Whether you are single, in a serious relationship, married, changing careers, starting or expanding your family, getting divorced or caring for elderly parents – there are some key financial actions you should be taking to ensure you come out on top with your money and are able to meet your financial goals.
“These key financial actions will ensure you come out on top with your money and are able to meet your financial goals.”
Key financial actions to take if you are employed
- If your employer offers a retirement savings plan that has a match, you definitely want to take advantage of it by contributing enough to at least get the full match your employer is offering – it’s essentially free money.
- Set up your emergency fund. Your first goal should be to get it to $1,000 and then subsequently to 3 – 6 months of your basic living expenses (i.e. your food, your transportation and your shelter) to ensure you don’t have to leverage debt in the event of an unexpected situation e.g. getting laid off, getting your car repaired or getting repairs or replacements in your home.
- Start paying off any debt you might have especially high interest credit card debt. If you have high interest debt, get your emergency fund to $1,000 and then focus on getting rid of that debt asap. High interest debt is very expensive and the longer you keep it, the more you pay.
- Review your insurance options to make sure you have the right ones in place (disability, life, health, auto, home, rental etc) and update your beneficiaries on all your accounts.
- If you have children, you can start saving for their college education needs and be sure to build their shorter term needs into your budgeting and savings plans as well.
– A few things to note about retirement savings:
- If your employers plan does not have a match, contribute anyway with a goal to eventually max out your contributions.
- No employer sponsored retirement plan or self employed? Set up your own IRA through a brokerage and make your retirement contributions that way. The limits are lower but it’s a great start to your long term retirement savings. In addition, you can start looking into non-retirement investing and repurpose them as investments towards your retirement. Learn more here.

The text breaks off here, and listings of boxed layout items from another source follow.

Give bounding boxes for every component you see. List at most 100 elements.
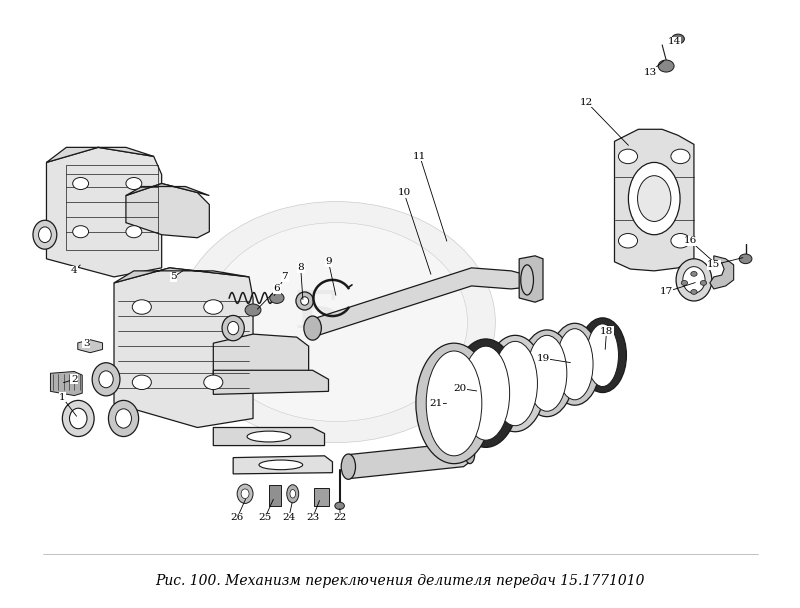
Ellipse shape: [228, 322, 238, 335]
Polygon shape: [126, 184, 210, 196]
Polygon shape: [46, 147, 154, 162]
Circle shape: [700, 280, 706, 285]
Text: 12: 12: [580, 98, 594, 106]
Polygon shape: [269, 485, 281, 506]
Ellipse shape: [304, 316, 322, 340]
Ellipse shape: [586, 324, 618, 387]
Circle shape: [618, 149, 638, 164]
Polygon shape: [313, 268, 527, 337]
Polygon shape: [233, 456, 333, 474]
Ellipse shape: [521, 265, 534, 295]
Text: 7: 7: [282, 272, 288, 282]
Polygon shape: [214, 370, 329, 395]
Ellipse shape: [38, 227, 51, 243]
Ellipse shape: [286, 485, 298, 503]
Text: 18: 18: [600, 326, 613, 336]
Circle shape: [204, 300, 223, 314]
Polygon shape: [614, 130, 694, 271]
Ellipse shape: [493, 341, 538, 426]
Ellipse shape: [578, 318, 626, 393]
Circle shape: [178, 202, 495, 443]
Text: 9: 9: [325, 257, 332, 266]
Circle shape: [671, 233, 690, 248]
Text: 8: 8: [298, 263, 304, 272]
Circle shape: [126, 226, 142, 238]
Text: 17: 17: [659, 288, 673, 297]
Ellipse shape: [557, 329, 593, 400]
Text: Рис. 100. Механизм переключения делителя передач 15.1771010: Рис. 100. Механизм переключения делителя…: [155, 574, 645, 588]
Circle shape: [206, 223, 467, 421]
Ellipse shape: [99, 371, 114, 388]
Ellipse shape: [115, 409, 131, 428]
Ellipse shape: [550, 323, 600, 405]
Ellipse shape: [638, 176, 671, 221]
Text: 23: 23: [306, 513, 319, 522]
Text: 4: 4: [71, 266, 78, 275]
Text: 15: 15: [707, 260, 721, 269]
Circle shape: [672, 34, 685, 44]
Circle shape: [682, 280, 687, 285]
Circle shape: [618, 233, 638, 248]
Polygon shape: [214, 334, 309, 385]
Ellipse shape: [222, 316, 244, 340]
Text: 24: 24: [282, 513, 295, 522]
Circle shape: [73, 178, 89, 190]
Ellipse shape: [453, 339, 519, 447]
Polygon shape: [46, 147, 162, 277]
Text: 26: 26: [230, 513, 244, 522]
Text: 21: 21: [429, 399, 442, 408]
Circle shape: [204, 375, 223, 390]
Ellipse shape: [296, 292, 314, 310]
Ellipse shape: [259, 460, 302, 469]
Text: 16: 16: [683, 237, 697, 245]
Ellipse shape: [462, 346, 510, 440]
Text: Б: Б: [294, 288, 339, 339]
Text: 22: 22: [334, 513, 347, 522]
Ellipse shape: [426, 351, 482, 456]
Text: 10: 10: [398, 188, 410, 197]
Ellipse shape: [416, 343, 492, 464]
Ellipse shape: [520, 330, 574, 416]
Text: 3: 3: [83, 339, 90, 348]
Text: 14: 14: [667, 38, 681, 46]
Ellipse shape: [62, 401, 94, 437]
Circle shape: [73, 226, 89, 238]
Circle shape: [739, 254, 752, 264]
Ellipse shape: [109, 401, 138, 437]
Ellipse shape: [485, 336, 546, 432]
Polygon shape: [126, 184, 210, 238]
Polygon shape: [710, 256, 734, 289]
Ellipse shape: [247, 431, 290, 442]
Circle shape: [690, 289, 697, 294]
Circle shape: [690, 271, 697, 276]
Ellipse shape: [237, 484, 253, 503]
Polygon shape: [314, 488, 329, 506]
Ellipse shape: [241, 489, 249, 499]
Ellipse shape: [683, 267, 705, 293]
Circle shape: [270, 292, 284, 303]
Text: 6: 6: [274, 285, 280, 294]
Polygon shape: [348, 443, 471, 478]
Text: 19: 19: [536, 354, 550, 363]
Ellipse shape: [629, 162, 680, 235]
Text: 5: 5: [170, 272, 177, 282]
Ellipse shape: [527, 336, 567, 411]
Circle shape: [132, 300, 151, 314]
Polygon shape: [114, 268, 253, 427]
Ellipse shape: [70, 408, 87, 429]
Ellipse shape: [465, 446, 474, 464]
Text: 13: 13: [644, 67, 657, 77]
Polygon shape: [78, 340, 102, 353]
Ellipse shape: [301, 297, 309, 305]
Ellipse shape: [342, 454, 355, 479]
Polygon shape: [114, 268, 249, 283]
Circle shape: [126, 178, 142, 190]
Polygon shape: [50, 371, 82, 396]
Ellipse shape: [92, 363, 120, 396]
Text: 25: 25: [258, 513, 271, 522]
Text: 20: 20: [453, 384, 466, 393]
Ellipse shape: [33, 220, 57, 249]
Polygon shape: [214, 427, 325, 446]
Ellipse shape: [676, 259, 712, 301]
Circle shape: [132, 375, 151, 390]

Key financial actions to take if you are in a serious relationship or in a marriage
- It’s important to communicate about your life and financial goals with your partner. Talk about what you’d like to accomplish together and set time aside once a month to go over your progress and to review your budget as a unit including your debt repayment, savings and investment plans.
- If you are married, be sure to update your beneficiary information on your accounts and insurance to include your significant others i.e. your spouse and children.
- File your taxes together to avoid the penalties of filing separately if you are married. If you file separately you will have a higher tax rate and will be unable to claim certain tax exemptions and deductions. If your preference is to file your taxes separately while you are married, be sure to discuss things with a tax accountant so you are aware of the differences in both scenarios.
Key financial actions to take when changing jobs
- If you’ve found a new job don’t forget to move your retirement savings plan away from your old employer as many employers will charge maintenance fees for retirement accounts that belong to former employees. As opposed to rolling your retirement savings into your new employers plan, consider rolling it into your own IRA through a brokerage firm as you will have more investment options.
- Start investing in your new employers retirement savings plan if they offer one. You don’t wan to take any unnecessary breaks away from your long term savings plans.
- Review your insurance needs and options and adjust accordingly i.e. disability, life, health, auto, home, rental etc
Key financial actions to take when starting or expanding your family
- While having children are a blessing, they also come with their own expenses so you want to be sure that you include your child’s expenses in your monthly budget.
- Consider what your costs of having a new baby will be initially e.g. formula, diapers, clothes, child care etc and plan accordingly by saving for baby’s needs in advance of their arrival.
- Update your health and life insurance to include your child so they are adequately covered.
- You also want to bulk up your emergency fund to include your child’s basic needs for 3 to 6 months as well.
- In addition, start putting money aside for your child’s future expenses and college education.
Key financial actions to take after a divorce or loss of a spouse
Unfortunately divorces happen but it’s important to get back on your feet as quickly as possible when it comes to your finances.
- Be sure to close all joint accounts and open new accounts in your own name.
- Update your beneficiaries on all your accounts including your insurance and retirement savings accounts.
- Learn how to budget on your own and review your finances on a monthly basis at the very minimum.
- Focus on rebuilding and take ownership of your finances in its entirety – budgeting, bulking up your emergency fund, tax planning, retirement savings etc
- Be aware of and review your social security benefits.
- Understand the tax implications of inheriting any investment or retirement accounts due to the loss of a spouse.
Key financial actions to take when caring for elderly parents
- Determine what cost of caring for your aging parents is and include it in your financial picture so you are prepared for the expenses you have to pay.
- Determine what financial and health care options they have in place for themselves including any social security benefits and then determine what gaps needed to be filled.
- Update your dependents on your insurance documentation and when you file your taxes.